To switch among the bundled profiles without editing properties, activate a profile (qwen2.5-1.5b / qwen2.5-3b / qwen3-4b / phi-4-mini):
./gradlew bootRun --args='--spring.profiles.active=qwen2.5-3b'Inject the ChatClient
With mochallama-spring-ai on the classpath, a ChatClient and ChatModel are autoconfigured over the local model:
import org.springframework.ai.chat.client.ChatClient;
import org.springframework.web.bind.annotation.*;
@RestController
class AssistantController {
private final ChatClient chat;
AssistantController(ChatClient chat) {
this.chat = chat;
}
@PostMapping("/ask")
String ask(@RequestBody String prompt) {
return chat.prompt().user(prompt).call().content();
}
}Or inject the lower-level ChatModel directly (it implements both call(Prompt) and stream(Prompt) -> Flux<ChatResponse>):
import org.springframework.ai.chat.model.ChatModel;
import org.springframework.ai.chat.prompt.Prompt;
import reactor.core.publisher.Flux;
@RestController
class StreamController {
private final ChatModel model;
StreamController(ChatModel model) {
this.model = model;
}
@PostMapping(value = "/stream", produces = "text/event-stream")

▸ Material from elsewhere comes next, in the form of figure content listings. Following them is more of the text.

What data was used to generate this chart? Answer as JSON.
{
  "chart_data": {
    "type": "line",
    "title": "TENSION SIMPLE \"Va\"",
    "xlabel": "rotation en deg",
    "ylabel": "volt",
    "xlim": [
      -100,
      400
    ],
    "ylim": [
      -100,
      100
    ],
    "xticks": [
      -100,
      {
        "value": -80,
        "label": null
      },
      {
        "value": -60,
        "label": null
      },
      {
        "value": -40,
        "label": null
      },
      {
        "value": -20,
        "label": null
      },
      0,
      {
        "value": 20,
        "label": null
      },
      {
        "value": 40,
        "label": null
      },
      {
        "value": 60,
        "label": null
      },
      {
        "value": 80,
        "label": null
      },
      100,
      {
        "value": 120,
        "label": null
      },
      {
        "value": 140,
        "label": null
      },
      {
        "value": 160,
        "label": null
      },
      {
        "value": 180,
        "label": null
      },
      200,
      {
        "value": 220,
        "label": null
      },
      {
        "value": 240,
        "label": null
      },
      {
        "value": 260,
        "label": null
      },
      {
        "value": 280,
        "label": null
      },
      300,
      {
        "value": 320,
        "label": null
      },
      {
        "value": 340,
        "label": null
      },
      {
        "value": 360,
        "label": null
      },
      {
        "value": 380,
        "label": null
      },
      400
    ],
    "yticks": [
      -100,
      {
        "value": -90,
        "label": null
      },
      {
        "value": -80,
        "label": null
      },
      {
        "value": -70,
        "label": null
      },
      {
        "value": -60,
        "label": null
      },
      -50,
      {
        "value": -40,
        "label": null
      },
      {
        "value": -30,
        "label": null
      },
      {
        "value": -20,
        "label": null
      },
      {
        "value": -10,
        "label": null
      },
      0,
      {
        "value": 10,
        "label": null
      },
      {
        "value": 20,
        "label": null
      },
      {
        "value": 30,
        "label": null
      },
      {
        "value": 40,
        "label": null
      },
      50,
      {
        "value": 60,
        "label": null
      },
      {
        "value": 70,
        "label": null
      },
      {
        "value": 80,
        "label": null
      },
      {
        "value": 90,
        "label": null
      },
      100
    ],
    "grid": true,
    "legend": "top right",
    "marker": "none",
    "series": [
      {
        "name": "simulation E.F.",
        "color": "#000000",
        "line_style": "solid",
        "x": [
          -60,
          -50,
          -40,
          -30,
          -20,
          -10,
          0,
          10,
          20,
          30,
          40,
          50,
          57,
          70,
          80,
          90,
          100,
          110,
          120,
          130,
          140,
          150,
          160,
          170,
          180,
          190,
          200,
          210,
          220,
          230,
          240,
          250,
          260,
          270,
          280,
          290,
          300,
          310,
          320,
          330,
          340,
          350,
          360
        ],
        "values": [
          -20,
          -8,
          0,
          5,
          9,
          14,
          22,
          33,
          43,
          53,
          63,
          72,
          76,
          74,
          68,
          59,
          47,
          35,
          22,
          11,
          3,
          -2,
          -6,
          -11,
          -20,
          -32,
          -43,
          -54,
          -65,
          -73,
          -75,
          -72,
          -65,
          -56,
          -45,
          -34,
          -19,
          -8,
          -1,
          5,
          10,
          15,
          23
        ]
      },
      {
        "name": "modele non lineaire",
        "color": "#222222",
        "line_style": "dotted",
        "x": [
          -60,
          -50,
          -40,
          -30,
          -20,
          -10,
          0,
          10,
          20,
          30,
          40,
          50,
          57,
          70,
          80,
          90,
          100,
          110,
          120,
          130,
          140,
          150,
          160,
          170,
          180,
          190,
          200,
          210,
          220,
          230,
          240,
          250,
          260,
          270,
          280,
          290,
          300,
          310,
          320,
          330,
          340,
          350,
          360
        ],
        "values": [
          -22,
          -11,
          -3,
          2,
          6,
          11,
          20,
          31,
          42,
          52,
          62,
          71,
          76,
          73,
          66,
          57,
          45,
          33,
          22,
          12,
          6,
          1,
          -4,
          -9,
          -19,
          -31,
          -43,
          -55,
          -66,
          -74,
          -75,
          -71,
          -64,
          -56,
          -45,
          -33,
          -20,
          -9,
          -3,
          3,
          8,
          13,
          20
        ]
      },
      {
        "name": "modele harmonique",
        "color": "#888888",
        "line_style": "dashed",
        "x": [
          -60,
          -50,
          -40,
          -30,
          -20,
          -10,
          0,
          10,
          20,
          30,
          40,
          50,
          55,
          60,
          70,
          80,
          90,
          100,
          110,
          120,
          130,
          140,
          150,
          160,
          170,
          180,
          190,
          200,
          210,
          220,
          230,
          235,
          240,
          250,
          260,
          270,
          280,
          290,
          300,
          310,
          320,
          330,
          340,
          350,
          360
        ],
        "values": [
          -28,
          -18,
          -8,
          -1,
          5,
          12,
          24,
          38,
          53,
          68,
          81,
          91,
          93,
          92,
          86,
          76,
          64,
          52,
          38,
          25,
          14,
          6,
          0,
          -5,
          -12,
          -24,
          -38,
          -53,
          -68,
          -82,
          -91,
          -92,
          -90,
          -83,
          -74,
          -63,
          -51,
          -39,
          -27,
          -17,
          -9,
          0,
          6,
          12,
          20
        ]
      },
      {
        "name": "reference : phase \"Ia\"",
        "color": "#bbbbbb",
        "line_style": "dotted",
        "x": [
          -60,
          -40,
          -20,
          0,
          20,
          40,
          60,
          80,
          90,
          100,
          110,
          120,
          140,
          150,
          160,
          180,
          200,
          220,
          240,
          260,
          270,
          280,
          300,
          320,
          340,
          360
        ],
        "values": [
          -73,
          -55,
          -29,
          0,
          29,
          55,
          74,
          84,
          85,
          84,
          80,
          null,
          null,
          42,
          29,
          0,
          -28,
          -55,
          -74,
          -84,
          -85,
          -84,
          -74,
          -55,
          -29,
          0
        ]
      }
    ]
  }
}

Flux<String> stream(@RequestBody String prompt) {
return model.stream(new Prompt(prompt))
.map(r -> r.getResult().getOutput().getText());
}
}Framework-free path
If you do not want Spring AI at all, the starter still gives you the MochallamaClient bean (implemented by LlamaCppService):
import tools.deemwar.mochallama.MochallamaClient;
@Service
class Summarizer {
private final MochallamaClient client;
Summarizer(MochallamaClient client) { this.client = client; }
String summarize(String text) {
if (!client.isReady()) throw new IllegalStateException("model still loading");
return client.chat("Summarize: " + text, 200, 0.5);
}
}The model service comes up immediately and loads asynchronously, so guard calls with client.isReady() (or gate on /actuator/health). See Metrics for the health indicator semantics and the inference meters the starter registers automatically.